I still need to look at flora...I really want to slip the ruppia cirrhosa in there for the astute reader...and a couple other megafauna, and finish my mammoths, and nail down everything I can about clothing, baskets (possibly plaited, says one ref), any adornment. I did get to the supplementary of the 2021 Bennet et al paper, which has a brief but very useful bit of timing on when the trenches were dug, and on a re-read I managed to finally remember that the solo mammoth crossed that of the "adolescent, female, or both" trackway I'm basing my little scene on, between her trip out and her trip back.

The dispersion and frequency of the various tracks over the roughly 2,000 year span they seem to have identified (if nothing else, by pollen layers) suggest she was part of a gathering party and not on her own. Which is also worth considering.

But of lesser importance than nailing down some of the less than helpful timing of the original dig and deciding what I want Penny to see on her visit. Pretty sure I'm going straight through the park and skipping the Daisy Track for this part.

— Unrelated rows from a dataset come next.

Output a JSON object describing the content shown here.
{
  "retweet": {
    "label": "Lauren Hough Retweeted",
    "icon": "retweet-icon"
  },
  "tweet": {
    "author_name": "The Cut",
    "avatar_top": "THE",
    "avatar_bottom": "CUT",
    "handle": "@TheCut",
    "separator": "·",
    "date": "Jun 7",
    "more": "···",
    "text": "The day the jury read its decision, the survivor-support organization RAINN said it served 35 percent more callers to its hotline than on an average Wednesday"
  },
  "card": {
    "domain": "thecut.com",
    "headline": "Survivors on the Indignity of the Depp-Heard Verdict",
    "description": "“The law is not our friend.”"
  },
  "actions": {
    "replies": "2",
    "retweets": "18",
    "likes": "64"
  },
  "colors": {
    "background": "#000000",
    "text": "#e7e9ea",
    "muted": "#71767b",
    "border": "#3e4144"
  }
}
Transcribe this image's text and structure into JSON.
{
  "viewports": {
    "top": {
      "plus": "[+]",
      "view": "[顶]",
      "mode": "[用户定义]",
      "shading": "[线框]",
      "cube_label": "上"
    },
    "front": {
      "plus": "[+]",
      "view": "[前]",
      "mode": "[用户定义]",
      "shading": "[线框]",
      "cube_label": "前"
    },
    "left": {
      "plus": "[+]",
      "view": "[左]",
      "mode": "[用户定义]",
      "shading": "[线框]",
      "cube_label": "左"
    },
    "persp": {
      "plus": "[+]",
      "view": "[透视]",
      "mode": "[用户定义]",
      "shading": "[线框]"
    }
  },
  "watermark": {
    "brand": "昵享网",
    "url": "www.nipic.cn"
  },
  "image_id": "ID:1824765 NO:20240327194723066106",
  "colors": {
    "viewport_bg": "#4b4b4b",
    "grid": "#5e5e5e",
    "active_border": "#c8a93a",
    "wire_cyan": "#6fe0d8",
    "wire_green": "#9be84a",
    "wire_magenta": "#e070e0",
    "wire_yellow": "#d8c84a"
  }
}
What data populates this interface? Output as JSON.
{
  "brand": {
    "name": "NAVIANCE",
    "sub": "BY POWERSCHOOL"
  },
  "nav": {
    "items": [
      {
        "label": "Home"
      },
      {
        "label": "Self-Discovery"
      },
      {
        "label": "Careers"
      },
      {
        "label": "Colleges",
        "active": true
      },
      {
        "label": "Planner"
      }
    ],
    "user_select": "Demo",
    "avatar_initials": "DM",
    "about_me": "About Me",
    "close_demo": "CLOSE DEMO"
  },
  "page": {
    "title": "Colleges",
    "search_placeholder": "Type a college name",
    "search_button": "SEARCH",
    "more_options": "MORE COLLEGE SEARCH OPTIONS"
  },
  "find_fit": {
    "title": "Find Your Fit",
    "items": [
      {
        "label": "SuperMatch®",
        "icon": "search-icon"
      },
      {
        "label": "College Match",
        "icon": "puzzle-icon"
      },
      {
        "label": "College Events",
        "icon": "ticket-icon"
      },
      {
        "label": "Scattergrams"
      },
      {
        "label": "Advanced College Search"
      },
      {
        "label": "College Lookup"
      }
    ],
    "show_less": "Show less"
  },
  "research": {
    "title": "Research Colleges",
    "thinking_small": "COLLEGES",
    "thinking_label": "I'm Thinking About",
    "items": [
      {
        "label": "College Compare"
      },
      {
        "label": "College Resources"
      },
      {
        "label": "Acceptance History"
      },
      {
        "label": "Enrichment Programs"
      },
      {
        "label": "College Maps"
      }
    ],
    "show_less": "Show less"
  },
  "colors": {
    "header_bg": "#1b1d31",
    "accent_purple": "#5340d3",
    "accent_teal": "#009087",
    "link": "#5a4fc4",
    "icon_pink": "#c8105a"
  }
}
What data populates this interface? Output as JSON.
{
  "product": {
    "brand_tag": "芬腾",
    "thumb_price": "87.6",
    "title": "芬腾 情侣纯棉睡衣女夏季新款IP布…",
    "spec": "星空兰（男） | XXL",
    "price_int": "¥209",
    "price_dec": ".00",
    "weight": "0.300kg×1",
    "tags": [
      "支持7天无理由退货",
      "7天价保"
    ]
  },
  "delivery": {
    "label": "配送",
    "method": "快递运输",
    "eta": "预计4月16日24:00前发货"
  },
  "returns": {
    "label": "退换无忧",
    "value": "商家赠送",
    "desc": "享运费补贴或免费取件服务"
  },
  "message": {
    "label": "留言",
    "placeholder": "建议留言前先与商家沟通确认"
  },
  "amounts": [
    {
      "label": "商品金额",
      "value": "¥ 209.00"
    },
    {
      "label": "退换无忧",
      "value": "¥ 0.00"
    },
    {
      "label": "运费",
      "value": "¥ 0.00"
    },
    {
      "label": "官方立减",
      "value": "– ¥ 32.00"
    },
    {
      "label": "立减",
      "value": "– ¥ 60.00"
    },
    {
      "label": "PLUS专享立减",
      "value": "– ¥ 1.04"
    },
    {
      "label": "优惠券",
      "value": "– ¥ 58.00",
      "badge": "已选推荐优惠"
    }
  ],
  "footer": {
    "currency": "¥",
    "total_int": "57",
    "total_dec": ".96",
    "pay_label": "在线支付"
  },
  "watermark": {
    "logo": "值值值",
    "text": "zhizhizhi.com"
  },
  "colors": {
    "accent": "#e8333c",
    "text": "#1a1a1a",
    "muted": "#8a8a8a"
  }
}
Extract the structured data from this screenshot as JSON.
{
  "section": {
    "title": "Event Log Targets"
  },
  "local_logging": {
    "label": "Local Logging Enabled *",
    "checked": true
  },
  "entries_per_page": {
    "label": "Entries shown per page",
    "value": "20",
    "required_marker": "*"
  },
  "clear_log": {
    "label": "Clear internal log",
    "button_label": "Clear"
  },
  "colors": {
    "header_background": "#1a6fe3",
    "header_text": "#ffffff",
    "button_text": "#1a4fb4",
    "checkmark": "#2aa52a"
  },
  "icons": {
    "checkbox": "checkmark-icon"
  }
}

For that I need to hit all the linked material from the national park's website -- I think there were some videos there that taken during the dig that were recently made public. And I bought a book at the park that may have a few things to say.

The next chapter will be lighter. That's a brief trip into town for a burger and ending her busy day at the Satellite motel right there on I-70. (And another research question; everyone calls their highways different. Is the "I-70" or the "70" or even "highway 70?")

For the chapter after that, I need to learn a bit about Holloman AFB. I'm still hoping to have completed draft in 4 mos with only light editing after that...but it's gonna be a push.